Quebec hog farmer Serge Menard is worried about the future of his herd and his farm in the wake of China’s ban on Canadian meat exports – the latest screw to turn in an escalating diplomatic row.
“It leaves a bitter taste,” he said.
Hundreds of pigs heading to slaughter in a few weeks wag their tails at the sight of strangers near their enclosure at the farm about 70 kilometres from Montreal.
Menard checks to make sure they have enough food and water.
The sexagenarian, who has been breeding pigs since 1976, is concerned that wholesalers and exporters will immediately cut their orders after China this week halted all Canadian meat imports.
Chinese authorities said they took the measure after discovering bogus veterinary health certificates attached to a tainted pork shipment.
Earlier this month, the official Xinhua news agency said customs officials in the eastern city of Nanjing had found ractopamine in the pork sent by Canadian firm Frigo Royal Inc.
The feed additive, which boosts the growth of animals, is widely used in the United States but is banned in the European Union and China.
Canadian federal police have been called in to investigate the forgery allegations, coming amid already strained bilateral relations.
Canada’s arrest of a senior Chinese telecoms executive in December and China’s detention of two Canadian nationals in apparent retaliation have sent relations into a tailspin.
Authorities in both Ottawa and Beijing are treating this latest irritant as a “technical issue,” according to Canadian Trade Minister Jim Carr.
But international relations experts and farmers see the meat ban as an escalation in the diplomatic row that has also seen China block billions of dollars worth of Canadian canola exports.
“What are we going to do with all those pigs that were supposed to go to the slaughterhouse?” asks Menard. “What are we going to do with all the meat that was supposed to be sent to China?”
China is Canada’s third largest market for pork exports, with Can$514 million shipped there last year, or 13 per cent of total exports.
Pork Futures Fall
The ban has sent ripples through the market, causing pork futures to plummet at the Chicago Mercantile Exchange.
“I never would have thought that the price could have fallen as fast as it has,” Menard said, noting average prices dropped from US$250 to US$210-215 overnight after the ban was announced on Tuesday.
“If it continues to fall, we will soon be forced to sell animals at cost,” he said.
Menard noted that Quebec farmers no longer use ractopamine, “so I do not understand how it ended up in a shipment sent to China.
“Did they really find it in a batch of pork from Canada?

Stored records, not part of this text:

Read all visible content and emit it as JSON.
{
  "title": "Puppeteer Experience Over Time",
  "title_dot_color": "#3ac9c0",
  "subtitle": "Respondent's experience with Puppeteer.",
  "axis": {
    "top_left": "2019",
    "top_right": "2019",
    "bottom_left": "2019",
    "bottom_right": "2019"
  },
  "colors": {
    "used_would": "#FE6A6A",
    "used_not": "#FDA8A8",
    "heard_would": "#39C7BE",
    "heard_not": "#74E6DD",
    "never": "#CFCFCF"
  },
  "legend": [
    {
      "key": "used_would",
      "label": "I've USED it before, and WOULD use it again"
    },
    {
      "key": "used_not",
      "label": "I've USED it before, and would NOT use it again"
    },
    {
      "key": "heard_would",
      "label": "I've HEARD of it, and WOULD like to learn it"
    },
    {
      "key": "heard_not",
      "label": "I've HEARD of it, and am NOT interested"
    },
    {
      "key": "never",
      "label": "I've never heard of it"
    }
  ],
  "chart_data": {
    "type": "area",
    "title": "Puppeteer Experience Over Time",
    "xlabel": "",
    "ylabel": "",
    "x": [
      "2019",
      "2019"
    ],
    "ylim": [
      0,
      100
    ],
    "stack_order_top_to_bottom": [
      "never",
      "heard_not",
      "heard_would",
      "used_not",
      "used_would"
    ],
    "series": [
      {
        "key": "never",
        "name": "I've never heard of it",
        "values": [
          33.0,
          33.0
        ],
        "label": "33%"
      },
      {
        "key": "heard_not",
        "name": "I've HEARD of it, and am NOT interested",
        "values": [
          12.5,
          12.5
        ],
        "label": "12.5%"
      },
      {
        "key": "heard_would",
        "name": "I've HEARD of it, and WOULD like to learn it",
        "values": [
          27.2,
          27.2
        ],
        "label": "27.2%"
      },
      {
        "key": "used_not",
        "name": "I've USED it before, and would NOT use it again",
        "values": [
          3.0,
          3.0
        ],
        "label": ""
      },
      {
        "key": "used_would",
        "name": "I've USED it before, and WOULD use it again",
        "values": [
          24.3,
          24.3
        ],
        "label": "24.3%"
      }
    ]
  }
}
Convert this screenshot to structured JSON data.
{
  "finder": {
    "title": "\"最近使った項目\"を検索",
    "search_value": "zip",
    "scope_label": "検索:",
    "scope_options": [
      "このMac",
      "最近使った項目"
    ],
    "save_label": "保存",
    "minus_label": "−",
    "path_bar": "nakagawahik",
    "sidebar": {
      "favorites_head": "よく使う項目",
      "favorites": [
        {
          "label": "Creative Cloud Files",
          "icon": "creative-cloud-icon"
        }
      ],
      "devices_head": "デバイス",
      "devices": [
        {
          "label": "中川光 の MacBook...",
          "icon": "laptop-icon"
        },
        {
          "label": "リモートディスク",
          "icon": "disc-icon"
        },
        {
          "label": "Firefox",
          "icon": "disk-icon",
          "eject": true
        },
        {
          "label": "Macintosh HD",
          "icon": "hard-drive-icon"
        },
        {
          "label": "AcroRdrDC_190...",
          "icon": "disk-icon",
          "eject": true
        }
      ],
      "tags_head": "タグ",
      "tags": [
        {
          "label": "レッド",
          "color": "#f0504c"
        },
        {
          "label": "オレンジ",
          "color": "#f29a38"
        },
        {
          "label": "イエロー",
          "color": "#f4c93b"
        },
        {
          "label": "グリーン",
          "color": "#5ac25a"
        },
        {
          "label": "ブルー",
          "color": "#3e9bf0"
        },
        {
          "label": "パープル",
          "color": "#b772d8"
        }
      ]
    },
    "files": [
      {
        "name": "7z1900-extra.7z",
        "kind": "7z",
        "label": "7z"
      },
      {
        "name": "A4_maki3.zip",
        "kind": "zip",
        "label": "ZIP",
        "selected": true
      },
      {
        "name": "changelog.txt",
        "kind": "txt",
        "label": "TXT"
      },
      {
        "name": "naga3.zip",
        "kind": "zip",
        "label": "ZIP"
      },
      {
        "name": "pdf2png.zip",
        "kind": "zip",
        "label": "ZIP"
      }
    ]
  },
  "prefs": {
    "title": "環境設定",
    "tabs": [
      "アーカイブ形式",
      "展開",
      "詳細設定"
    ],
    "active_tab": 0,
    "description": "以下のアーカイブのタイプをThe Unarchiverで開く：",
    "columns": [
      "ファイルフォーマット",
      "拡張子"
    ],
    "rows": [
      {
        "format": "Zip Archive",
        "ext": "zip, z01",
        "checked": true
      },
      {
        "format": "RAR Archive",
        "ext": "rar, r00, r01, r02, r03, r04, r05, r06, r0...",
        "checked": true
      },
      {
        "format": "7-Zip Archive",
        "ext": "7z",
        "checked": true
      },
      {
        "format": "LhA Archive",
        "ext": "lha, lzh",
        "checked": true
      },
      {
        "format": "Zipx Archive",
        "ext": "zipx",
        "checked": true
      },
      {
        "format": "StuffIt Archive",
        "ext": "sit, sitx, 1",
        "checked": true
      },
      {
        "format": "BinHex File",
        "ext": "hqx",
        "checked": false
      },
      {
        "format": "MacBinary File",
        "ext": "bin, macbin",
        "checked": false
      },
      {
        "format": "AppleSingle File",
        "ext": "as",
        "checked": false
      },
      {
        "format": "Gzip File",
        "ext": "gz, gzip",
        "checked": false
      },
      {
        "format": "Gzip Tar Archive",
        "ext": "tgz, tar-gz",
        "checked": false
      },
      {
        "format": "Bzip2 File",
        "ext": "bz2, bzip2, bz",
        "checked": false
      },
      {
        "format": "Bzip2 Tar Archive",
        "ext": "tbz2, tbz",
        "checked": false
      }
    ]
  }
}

I don’t know. Is this just politics? I don’t know that either,” he said, shaking his head.
The Canadian Cattlemen’s Association is also puzzled, saying in a statement: “It is unclear why beef products have been included in this suspension.”
Canadian Prime Minister Justin Trudeau is attending a G20 summit in Japan this weekend, where at Trudeau’s behest President Donald Trump is expected to raise the “arbitrary” detention of former Canadian diplomat Michael Kovrig and Canadian businessman Michael Spavor with Chinese President Xi Jinping.
China tops Trudeau’s summit agenda, but it’s unclear if he and Xi, who has so far rebuffed the Canadian leader’s attempts to reach out in a bid to settle the diplomatic and trade row, will speak.
Beijing has called for the release of Huawei chief financial officer Meng Wanzhou. A hearing in Vancouver in January will decide whether there is enough evidence to extradite her to the US to face fraud charges related to Iran sanctions.
The diplomatic standoff, says Menard, “will affect the meat exports, that’s for sure.”
But he is uncertain for how long, noting that he is putting off upgrades to his small independent farm. “We don’t know what’s coming.”